St. John Bosco’s Relic

One of the priceless gifts I received is a painter’s palette. It was given by Joey Velasco sometime last year before he died. It’s a valuable souvenir from a great artist! I also have his signature and a short, handwritten dedication on his book I bought when he came to Cebu. We are fond of souvenirs and mementos. They come in different forms and are valued with sentimentalism depending on whom we have received them. A wristwatch  from one’s great-grand father would really be a treasure. No wonder people pay so much for a painting by Van Gogh,  shoes worn by Manilyn Monroe or a faint original music piece from the Beatles.  These things remind us of people we admire or even love.
The Catholic Church calls as relics the remains of the saints after their death. Relics can either be the entire body or just a part of it. They are considered first class relics; something they own are considered second class. Christians, since the beginning, venerated the relics of the saints by giving them honor and reverence. Such veneration has basis from scriptures. In Exodus 13:19 we read “Moses took the bones of Joseph with him because Joseph had made the sons of Israel swear an oath. He had said, “God will surely come to your aid, and then you must carry my bones up with you from this place.” In the New Testament we read this account from Acts 19:11-12 “God did extraordinary miracles through Paul, so that even handkerchiefs and aprons that had touched him were taken to the sick, and their illnesses were cured and the evil spirits left them.”
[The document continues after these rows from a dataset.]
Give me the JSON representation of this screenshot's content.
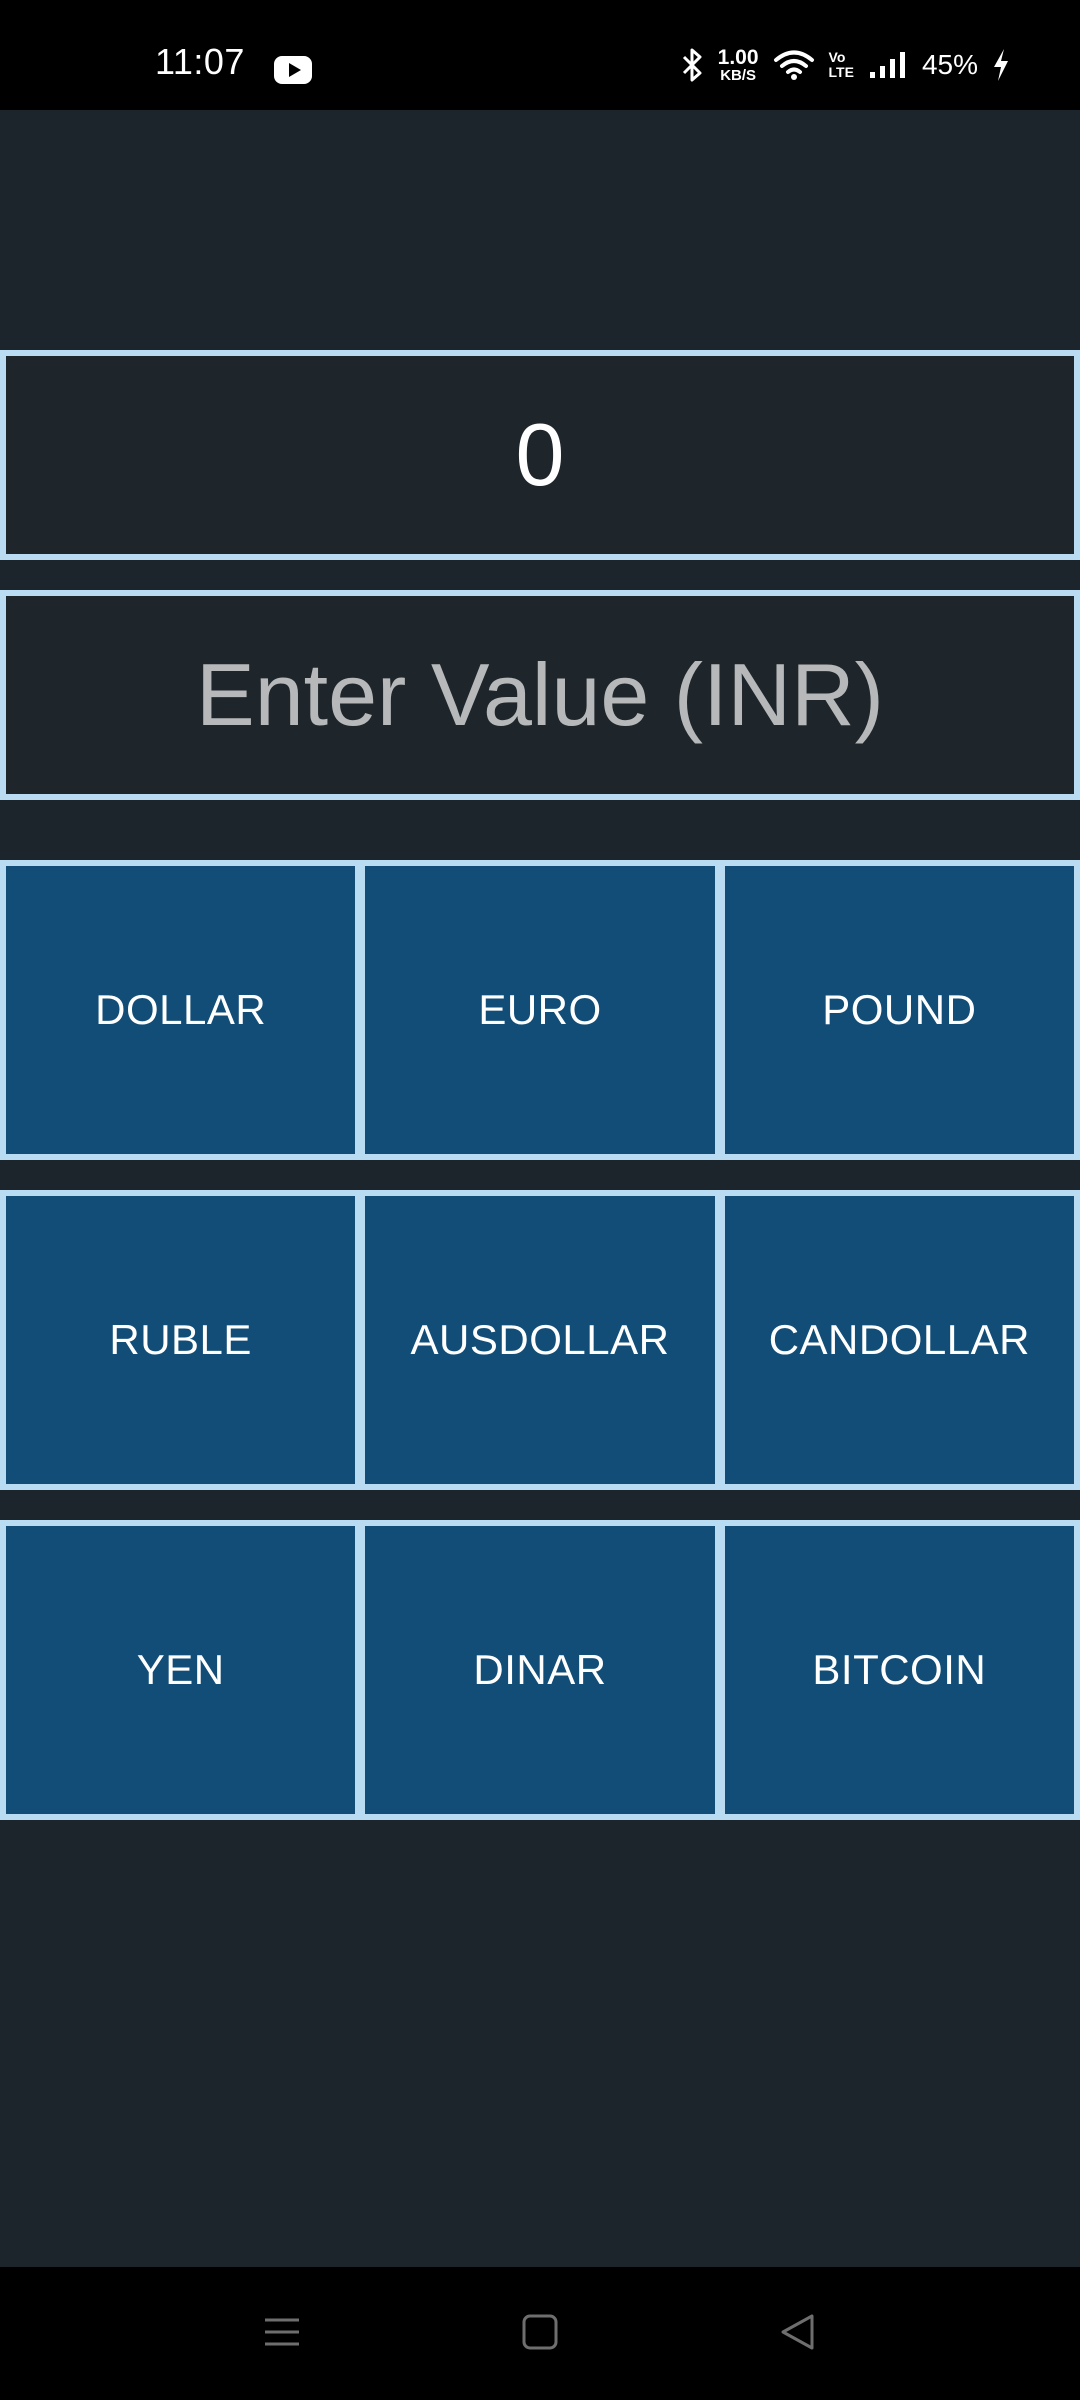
{
  "status_bar": {
    "time": "11:07",
    "net_speed_value": "1.00",
    "net_speed_unit": "KB/S",
    "volte_top": "Vo",
    "volte_bottom": "LTE",
    "battery": "45%",
    "icons": [
      "youtube-icon",
      "bluetooth-icon",
      "wifi-icon",
      "signal-icon",
      "charging-icon"
    ]
  },
  "converter": {
    "result": "0",
    "input_value": "",
    "input_placeholder": "Enter Value (INR)",
    "buttons": [
      [
        "DOLLAR",
        "EURO",
        "POUND"
      ],
      [
        "RUBLE",
        "AUSDOLLAR",
        "CANDOLLAR"
      ],
      [
        "YEN",
        "DINAR",
        "BITCOIN"
      ]
    ]
  },
  "nav_bar": {
    "icons": [
      "menu-icon",
      "home-icon",
      "back-icon"
    ]
  },
  "colors": {
    "background": "#1d252c",
    "border": "#b9dcf3",
    "button": "#114d77",
    "text": "#ffffff",
    "placeholder": "#b6b8b9"
  }
}
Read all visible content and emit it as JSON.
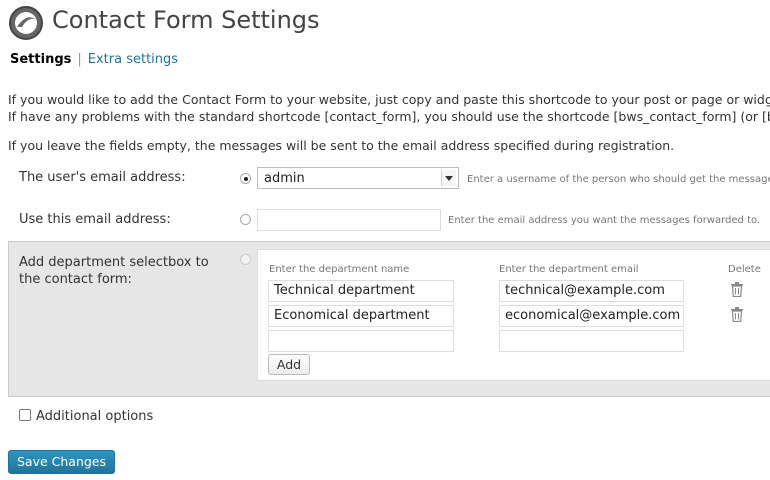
{
  "page": {
    "title": "Contact Form Settings"
  },
  "tabs": {
    "active": "Settings",
    "separator": "|",
    "extra": "Extra settings"
  },
  "intro": {
    "line1": "If you would like to add the Contact Form to your website, just copy and paste this shortcode to your post or page or widget: [",
    "line2": "If have any problems with the standard shortcode [contact_form], you should use the shortcode [bws_contact_form] (or [bws",
    "line3": "If you leave the fields empty, the messages will be sent to the email address specified during registration."
  },
  "user_email": {
    "label": "The user's email address:",
    "selected": "admin",
    "hint": "Enter a username of the person who should get the messages"
  },
  "custom_email": {
    "label": "Use this email address:",
    "value": "",
    "hint": "Enter the email address you want the messages forwarded to."
  },
  "departments": {
    "label_line1": "Add department selectbox to",
    "label_line2": "the contact form:",
    "col_name": "Enter the department name",
    "col_email": "Enter the department email",
    "col_delete": "Delete",
    "rows": [
      {
        "name": "Technical department",
        "email": "technical@example.com"
      },
      {
        "name": "Economical department",
        "email": "economical@example.com"
      },
      {
        "name": "",
        "email": ""
      }
    ],
    "add_label": "Add"
  },
  "additional": {
    "label": "Additional options"
  },
  "save": {
    "label": "Save Changes"
  },
  "colors": {
    "link": "#21759b",
    "primary_button": "#21759b",
    "panel_bg": "#e6e6e6"
  }
}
The Fathers of the Church continued this tradition of holding relics in veneration. St. Augustine (354-430 AD) wrote in City of God, “If a father’s coat or ring, or anything else of that kind, is so much more cherished by his children, as love for one’s parents is greater, in no way are the bodies themselves to be despised, which are much more intimately and closely united to us than any garment; for they belong to man’s very nature.” St. Jerome (340-420 AD) clarified this Catholic belief in his Ad Riparium when he wrote: “We do not adore, I will not say the relics of the martyrs, but either the sun or the moon or even the angels – that is to say, with the worship of  ‘latria’ … But we honor the martyrs’ relics, so that thereby we give honor to Him Whose witness they are: we honor the servants, that the honor shown them may reflect on their Master… Consequently, by honoring the martyrs’ relics we do not fall into  the error of the Gentiles, who gave the worship of ‘latria’ to dead men.”
One of the great saints of modern times is St. John Bosco. In preparation for the August 16, 2015 celebration of the 200th anniversary of his birth, his relic will go on a World Tour in 130 countries. In the Philippines, the pilgrimage will start in Bacolod on December 5; then it will head to Mambucal, Victorias, Kabankalan and Dumaguete. And from December 12-23, the relic and the pilgrimage will stay in Cebu. By December 23, it will head up north to Metro Manila. The arrival of the relic is part of its word tour that kicked off from Valdocco, Italy on April 25, 2009.
The relic consists of St. John Bosco’s right hand carefully preserved inside a sealed case and inserted at the chest of lifelike wax replica of the saint. This is transported in a light truck specifically made for the occasion driven by Italian chauffeurs for the duration of its worldwide journey. Fr. Pascual Chavez, the Rector Major of the Salesians of Don Bosco had directed the worldwide pilgrimage “to renew the desire to know and love the Father and Teacher of Youth and reignite the passion and mission for the young.”
Don Bosco, as he was fondly called, was an Italian Catholic priest, educator and writer of the 19th century who dedicated his life to the betterment and education of poor youngsters and employing teaching methods based on love rather than punishment. Following the spirituality and philosophy of St. Francis of Sales, he founded the Salesian Congregation to help the young become upright citizens and good Christians. When he was younger, he would put on shows of his skills as a juggler, magician and acrobat. He gained a reputation early on of being a saint and miracle worker. When he died on January 31, 1888 his funeral was attended by thousands. He was canonized on Easter Sunday of 1934 and was given the title “Father and Teacher of Youth.” He is also the patron saint of editors, youths, school children, students, magicians, apprentices and young workers.
It was St. John Bosco’s desire to reach out to as many young people in his lifetime. Such was his unique mission that God had inspired him. Today, his mission continues. He prays for young people;  he wants to bless them and encourage them to follow the Perfect Man, Jesus Christ.